Figure 23.4: Water supply trends for LA City

It is very clear that groundwater and recycling are minimal. Most water is imported from MWD or the LA Aqueduct, with a general long-term trend to rely more on MWD over time.

The LA Aqueduct gets its water from the Owens Valley and by diverting water from Mono Lake. That source is restricted in the last 20 years due to agreements to stop diverting so much water in drought years in order to keep Mono Lake levels stable.

More complicated is the MWD - Municipal water district.

Water in the MWD comes from three main sources.

MWD Water Sources

Now, there are three separate sources feeding into MWD supply. The Colorado River Aqueduct, the State Water Project, and the local sources.
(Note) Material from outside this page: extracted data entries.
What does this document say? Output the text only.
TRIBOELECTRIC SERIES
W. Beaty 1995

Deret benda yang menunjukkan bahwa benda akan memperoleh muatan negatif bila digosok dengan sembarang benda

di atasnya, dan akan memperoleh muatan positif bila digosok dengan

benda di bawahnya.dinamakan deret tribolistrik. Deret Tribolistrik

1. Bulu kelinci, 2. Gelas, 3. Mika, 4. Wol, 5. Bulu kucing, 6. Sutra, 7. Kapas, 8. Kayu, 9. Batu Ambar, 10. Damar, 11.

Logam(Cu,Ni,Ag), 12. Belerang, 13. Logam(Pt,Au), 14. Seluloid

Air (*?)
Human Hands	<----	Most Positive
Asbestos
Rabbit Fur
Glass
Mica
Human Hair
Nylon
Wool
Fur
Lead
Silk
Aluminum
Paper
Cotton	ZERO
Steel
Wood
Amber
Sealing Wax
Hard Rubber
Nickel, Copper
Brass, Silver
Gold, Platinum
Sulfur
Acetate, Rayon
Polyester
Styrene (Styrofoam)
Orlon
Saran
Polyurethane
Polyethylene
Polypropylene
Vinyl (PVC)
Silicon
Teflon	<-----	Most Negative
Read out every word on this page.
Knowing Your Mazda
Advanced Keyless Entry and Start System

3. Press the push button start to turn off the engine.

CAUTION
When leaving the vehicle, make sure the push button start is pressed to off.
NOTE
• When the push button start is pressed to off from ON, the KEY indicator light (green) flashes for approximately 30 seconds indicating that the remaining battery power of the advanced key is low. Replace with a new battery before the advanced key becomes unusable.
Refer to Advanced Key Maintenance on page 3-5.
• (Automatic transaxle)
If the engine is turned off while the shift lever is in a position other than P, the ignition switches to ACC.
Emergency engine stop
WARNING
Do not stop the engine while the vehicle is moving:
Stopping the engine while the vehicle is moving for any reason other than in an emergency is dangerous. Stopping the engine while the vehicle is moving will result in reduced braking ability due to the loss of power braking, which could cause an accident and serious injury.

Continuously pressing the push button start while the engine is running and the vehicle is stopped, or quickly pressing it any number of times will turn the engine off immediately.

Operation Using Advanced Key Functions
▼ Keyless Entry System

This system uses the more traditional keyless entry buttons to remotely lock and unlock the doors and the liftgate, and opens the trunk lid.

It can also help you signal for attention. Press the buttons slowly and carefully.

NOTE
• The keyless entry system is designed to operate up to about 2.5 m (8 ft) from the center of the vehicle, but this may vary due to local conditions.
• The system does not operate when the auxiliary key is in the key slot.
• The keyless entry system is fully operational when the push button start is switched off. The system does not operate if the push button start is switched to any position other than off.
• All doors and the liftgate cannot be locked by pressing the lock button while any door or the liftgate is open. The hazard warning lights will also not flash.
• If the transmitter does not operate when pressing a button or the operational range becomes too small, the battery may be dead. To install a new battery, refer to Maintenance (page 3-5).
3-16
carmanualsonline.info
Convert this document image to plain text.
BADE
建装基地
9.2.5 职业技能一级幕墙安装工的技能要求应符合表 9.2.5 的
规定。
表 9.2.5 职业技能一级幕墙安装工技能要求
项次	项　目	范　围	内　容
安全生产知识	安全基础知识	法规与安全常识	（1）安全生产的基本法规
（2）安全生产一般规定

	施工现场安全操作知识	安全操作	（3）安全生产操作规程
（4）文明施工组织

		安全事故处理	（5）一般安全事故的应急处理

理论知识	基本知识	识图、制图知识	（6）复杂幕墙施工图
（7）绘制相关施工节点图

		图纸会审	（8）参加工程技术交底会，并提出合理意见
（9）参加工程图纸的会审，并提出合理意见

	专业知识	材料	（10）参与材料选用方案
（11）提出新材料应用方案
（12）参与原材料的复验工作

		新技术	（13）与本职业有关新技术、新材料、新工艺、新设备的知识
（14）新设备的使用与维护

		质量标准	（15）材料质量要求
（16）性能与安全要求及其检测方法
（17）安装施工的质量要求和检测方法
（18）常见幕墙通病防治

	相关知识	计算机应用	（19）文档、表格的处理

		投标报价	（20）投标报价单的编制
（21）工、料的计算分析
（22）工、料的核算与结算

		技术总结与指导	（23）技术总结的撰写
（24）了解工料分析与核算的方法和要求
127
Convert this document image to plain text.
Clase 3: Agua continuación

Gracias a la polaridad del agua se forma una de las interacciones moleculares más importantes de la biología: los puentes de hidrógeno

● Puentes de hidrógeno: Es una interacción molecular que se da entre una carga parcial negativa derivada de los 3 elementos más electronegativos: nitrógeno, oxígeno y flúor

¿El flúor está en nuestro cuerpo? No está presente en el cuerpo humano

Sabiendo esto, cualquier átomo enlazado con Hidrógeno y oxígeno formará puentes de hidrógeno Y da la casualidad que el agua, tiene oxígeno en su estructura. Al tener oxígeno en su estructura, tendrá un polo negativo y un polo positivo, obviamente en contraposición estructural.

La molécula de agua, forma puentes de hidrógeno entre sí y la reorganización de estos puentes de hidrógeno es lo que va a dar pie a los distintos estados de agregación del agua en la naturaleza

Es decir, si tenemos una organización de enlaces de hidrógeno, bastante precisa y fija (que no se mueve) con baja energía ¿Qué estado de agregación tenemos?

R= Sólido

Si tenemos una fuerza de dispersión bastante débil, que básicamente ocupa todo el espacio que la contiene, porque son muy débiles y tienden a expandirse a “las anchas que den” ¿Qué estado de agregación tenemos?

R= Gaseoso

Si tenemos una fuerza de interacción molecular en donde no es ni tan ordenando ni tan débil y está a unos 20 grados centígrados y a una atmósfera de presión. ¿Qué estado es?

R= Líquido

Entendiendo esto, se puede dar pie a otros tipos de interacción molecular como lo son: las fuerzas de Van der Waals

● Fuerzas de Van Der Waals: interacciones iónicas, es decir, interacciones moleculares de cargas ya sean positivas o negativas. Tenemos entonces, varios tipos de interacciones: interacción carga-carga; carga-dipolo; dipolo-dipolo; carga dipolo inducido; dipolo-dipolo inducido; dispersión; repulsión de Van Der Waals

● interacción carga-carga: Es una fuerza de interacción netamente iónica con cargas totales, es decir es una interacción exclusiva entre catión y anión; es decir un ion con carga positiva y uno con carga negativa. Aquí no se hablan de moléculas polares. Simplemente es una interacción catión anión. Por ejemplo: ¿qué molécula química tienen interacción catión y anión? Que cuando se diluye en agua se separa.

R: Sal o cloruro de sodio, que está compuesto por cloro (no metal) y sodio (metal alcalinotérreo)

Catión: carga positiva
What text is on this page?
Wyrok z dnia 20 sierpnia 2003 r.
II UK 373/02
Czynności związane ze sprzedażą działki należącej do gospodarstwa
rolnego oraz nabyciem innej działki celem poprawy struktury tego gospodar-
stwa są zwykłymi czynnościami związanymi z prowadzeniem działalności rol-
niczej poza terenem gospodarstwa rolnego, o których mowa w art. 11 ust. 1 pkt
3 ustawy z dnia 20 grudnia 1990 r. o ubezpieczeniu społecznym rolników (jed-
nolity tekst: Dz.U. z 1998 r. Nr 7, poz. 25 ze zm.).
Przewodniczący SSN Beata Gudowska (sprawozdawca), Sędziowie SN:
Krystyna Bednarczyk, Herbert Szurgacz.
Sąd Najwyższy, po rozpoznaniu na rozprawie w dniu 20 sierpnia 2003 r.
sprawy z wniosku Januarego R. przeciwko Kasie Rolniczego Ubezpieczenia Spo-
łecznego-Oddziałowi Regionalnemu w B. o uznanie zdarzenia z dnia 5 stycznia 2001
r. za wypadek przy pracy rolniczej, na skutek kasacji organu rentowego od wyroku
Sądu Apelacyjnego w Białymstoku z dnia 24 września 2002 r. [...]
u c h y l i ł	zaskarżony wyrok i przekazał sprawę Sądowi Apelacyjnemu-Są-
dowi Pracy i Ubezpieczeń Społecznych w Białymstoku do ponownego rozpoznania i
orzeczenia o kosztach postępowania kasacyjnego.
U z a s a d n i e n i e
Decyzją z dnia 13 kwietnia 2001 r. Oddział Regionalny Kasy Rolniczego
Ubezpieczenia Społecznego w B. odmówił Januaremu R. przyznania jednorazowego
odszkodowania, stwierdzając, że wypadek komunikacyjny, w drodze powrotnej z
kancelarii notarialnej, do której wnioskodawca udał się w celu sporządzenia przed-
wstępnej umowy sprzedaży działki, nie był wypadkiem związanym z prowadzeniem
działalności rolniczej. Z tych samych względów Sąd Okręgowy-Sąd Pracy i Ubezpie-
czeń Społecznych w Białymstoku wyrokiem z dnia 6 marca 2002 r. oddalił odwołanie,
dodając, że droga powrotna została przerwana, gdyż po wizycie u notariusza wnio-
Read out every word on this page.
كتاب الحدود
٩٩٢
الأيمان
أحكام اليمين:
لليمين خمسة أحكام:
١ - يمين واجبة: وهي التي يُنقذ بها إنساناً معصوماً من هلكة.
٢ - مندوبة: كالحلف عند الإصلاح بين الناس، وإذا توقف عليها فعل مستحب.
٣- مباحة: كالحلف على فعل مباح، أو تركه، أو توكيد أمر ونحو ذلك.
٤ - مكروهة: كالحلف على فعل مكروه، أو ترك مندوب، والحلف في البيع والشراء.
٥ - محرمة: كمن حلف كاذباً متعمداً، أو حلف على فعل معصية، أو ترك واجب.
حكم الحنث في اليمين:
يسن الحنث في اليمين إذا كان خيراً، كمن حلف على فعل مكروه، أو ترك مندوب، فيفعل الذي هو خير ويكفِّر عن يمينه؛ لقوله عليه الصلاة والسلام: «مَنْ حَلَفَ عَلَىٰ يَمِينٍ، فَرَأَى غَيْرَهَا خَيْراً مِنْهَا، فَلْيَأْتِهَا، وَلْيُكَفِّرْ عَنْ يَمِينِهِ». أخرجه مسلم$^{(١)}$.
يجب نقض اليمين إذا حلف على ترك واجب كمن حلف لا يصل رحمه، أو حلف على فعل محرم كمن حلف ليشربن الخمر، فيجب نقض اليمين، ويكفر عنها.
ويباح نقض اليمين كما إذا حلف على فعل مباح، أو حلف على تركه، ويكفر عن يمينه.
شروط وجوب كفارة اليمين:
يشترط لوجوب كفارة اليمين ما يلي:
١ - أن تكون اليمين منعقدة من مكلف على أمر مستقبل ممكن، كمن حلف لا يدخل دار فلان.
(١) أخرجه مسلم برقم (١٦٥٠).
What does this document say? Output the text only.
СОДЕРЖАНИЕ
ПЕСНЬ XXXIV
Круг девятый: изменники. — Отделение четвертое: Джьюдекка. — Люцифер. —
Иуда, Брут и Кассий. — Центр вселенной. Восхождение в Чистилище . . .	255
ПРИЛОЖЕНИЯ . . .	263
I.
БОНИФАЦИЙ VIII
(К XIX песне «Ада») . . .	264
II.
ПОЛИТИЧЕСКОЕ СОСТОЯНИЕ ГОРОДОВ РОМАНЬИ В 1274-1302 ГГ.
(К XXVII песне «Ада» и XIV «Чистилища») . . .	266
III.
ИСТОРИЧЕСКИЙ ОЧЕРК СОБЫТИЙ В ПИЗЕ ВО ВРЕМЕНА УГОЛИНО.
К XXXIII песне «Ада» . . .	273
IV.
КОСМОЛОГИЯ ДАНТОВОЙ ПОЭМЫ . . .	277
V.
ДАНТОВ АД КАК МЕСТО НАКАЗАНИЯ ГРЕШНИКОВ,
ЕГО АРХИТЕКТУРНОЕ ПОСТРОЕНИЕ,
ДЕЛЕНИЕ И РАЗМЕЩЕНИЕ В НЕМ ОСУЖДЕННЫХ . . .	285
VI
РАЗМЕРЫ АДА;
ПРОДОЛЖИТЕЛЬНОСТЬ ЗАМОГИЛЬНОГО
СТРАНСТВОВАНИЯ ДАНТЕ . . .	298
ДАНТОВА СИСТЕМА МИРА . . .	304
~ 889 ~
Calculate latest ten-year average water contribution from LA aqueduct and MWD sources. The table below shows the values.

H2O_2 <- H2O_data %>% 
  mutate(yr = lubridate::year(lubridate::mdy_hms(date_value))) %>% 
           filter(yr > 2006) %>% 
           summarize(avg_LA_aqueduct = mean(la_aqueduct_percent_of_total),
                     avg_MWD = mean(mwd_percent_of_total)) %>%
  mutate(CO_aqueduct = 0.25*avg_MWD, state_water_project = 0.35*avg_MWD)
         
H2O_2         

?(caption)

# A tibble: 1 × 4
  avg_LA_aqueduct avg_MWD CO_aqueduct state_water_project
            <dbl>   <dbl>       <dbl>               <dbl>
1            31.9    54.8        13.7                19.2

Ok, about 32% of water came from the LA aqueduct, 13.7% came from Colorado River Aqueduct, and 19.2% came from the State water project. That’s about 65% of the water imported from the three aqueducts.

I can now overlay some markers or change the aqueduct thickness or think of some other way to visualize the source of the water coming to LA county.

23.2.2.2 Optional Exercise #2

  1. What other way would you show this information? A sankey diagram?